The troll walked back to the table and picked up three waxed and stoppered beer bottles. Through the amber glass she couldn't see the color of the contents, but the idea that it might be that very same amber sand that ran through her veins the night before made her skin thrill with possibility.
"The first delivery will be in Washington Square Park, to a trio of fey there." One hooked nail pointed to a map of the five boroughs and most of New York and New Jersey taped on the wall. She walked closer to it, noticing for the first time that there were thin black pins stuck into various points along the surface. "The second can be left outside of an abandoned building, here. That… recipient may not wish to show himself. I want you to take the third to an abandoned park, here." The troll seemed to be indicating a street in Williamsburg. "There are small grassy hills, close to the rocks and the water. The creature that you seek will wait for you at the river's edge."

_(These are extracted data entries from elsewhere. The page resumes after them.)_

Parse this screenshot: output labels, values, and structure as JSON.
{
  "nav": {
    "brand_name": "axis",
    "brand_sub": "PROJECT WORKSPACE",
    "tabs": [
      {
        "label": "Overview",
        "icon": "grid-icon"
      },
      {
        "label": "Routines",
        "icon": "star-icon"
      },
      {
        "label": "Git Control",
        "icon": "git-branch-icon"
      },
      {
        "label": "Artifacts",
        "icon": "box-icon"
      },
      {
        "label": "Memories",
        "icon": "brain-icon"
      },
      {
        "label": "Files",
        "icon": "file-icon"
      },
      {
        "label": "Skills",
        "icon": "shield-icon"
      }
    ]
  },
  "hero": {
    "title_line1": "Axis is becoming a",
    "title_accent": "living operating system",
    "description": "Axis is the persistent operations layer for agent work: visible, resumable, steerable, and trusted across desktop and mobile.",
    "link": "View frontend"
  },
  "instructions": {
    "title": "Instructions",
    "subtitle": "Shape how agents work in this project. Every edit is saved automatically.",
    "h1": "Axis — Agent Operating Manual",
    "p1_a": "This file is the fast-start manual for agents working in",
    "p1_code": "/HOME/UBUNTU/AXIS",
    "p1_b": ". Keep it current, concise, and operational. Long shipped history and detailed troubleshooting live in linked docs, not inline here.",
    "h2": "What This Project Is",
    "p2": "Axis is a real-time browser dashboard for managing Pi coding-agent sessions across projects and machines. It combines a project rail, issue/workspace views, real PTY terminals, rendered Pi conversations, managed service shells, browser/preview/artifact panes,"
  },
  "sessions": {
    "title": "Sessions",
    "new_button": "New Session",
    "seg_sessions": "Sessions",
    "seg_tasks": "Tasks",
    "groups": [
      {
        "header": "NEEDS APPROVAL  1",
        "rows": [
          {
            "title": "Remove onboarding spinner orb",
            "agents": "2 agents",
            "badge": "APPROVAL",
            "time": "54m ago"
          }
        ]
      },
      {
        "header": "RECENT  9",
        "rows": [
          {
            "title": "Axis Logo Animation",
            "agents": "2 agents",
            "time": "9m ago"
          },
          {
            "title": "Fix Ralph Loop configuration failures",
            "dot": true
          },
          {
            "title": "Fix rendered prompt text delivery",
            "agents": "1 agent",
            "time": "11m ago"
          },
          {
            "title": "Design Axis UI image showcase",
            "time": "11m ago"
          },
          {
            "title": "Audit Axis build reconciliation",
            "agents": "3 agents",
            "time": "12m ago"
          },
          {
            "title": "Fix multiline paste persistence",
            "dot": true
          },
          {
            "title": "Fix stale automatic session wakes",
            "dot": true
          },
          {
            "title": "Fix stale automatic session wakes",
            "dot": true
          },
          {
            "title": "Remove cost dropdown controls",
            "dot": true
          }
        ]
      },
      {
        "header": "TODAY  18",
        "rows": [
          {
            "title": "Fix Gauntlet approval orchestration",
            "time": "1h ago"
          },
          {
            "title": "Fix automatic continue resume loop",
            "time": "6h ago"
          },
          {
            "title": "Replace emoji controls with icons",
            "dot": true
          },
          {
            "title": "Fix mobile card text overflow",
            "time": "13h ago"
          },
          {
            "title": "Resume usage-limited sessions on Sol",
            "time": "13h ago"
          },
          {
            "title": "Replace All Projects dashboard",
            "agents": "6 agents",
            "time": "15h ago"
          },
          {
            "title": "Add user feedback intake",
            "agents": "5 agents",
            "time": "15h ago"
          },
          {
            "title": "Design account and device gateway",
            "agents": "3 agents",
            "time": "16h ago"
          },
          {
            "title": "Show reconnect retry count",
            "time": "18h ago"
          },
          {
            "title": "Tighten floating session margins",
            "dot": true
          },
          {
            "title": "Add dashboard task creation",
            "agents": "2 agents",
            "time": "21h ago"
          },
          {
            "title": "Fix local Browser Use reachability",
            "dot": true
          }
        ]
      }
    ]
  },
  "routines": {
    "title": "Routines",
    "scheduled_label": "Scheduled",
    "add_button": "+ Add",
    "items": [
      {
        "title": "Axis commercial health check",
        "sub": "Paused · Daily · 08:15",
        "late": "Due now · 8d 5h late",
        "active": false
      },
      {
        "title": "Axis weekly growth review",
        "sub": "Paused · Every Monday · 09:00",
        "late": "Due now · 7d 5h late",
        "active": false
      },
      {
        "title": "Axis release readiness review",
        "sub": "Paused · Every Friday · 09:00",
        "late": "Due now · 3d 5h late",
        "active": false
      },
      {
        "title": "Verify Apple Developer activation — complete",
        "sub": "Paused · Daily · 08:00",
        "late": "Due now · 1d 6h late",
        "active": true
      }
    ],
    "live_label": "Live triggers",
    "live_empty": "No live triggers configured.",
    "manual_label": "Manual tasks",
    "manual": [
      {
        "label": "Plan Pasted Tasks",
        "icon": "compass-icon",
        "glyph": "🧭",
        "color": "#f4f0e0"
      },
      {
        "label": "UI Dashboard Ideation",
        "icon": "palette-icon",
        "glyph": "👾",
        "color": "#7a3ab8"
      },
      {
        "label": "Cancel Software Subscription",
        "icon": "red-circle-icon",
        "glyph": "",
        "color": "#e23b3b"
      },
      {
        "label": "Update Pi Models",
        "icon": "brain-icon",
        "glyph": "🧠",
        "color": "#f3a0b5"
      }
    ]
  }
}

"What are the pins for?" Val asked.
He gave the map a quick sideways look and seemed to hesitate before speaking again. "Deaths. It isn't unusual for the Folk to die in cities—most of us here are in exile or in hiding from other fey. Living so close to so much iron is dangerous. One would only do it for the protection it affords. But these deaths are different. I'm trying to puzzle them out."
"What am I delivering?"
"Medicine," he said. "Useless to you, but it eases the pain of the Folk exposed to so much iron."
"Am I suppose to collect anything from them?"
"Don't concern yourself with that," said the troll.
"Look," Val said. "I'm not trying to be difficult, but I never lived in New York before. I mean, I've been up here for things and I've walked around the Village, but I can't find all these places with a glance at a map."
He laughed. "Of course not. Had you hair, I would give you three knots, one for each delivery, but since you don't, give me your hand."
She held it out, palm up, ready to snatch it back if he took out anything sharp.
Reaching into one of the pockets of his coat, the troll drew out a spool of green thread. "Your left hand," he said.
She gave him her other hand and watched as he wound her first, middle, and ring fingers with the string, tying one knot on each digit. "What is this supposed to do?" she asked.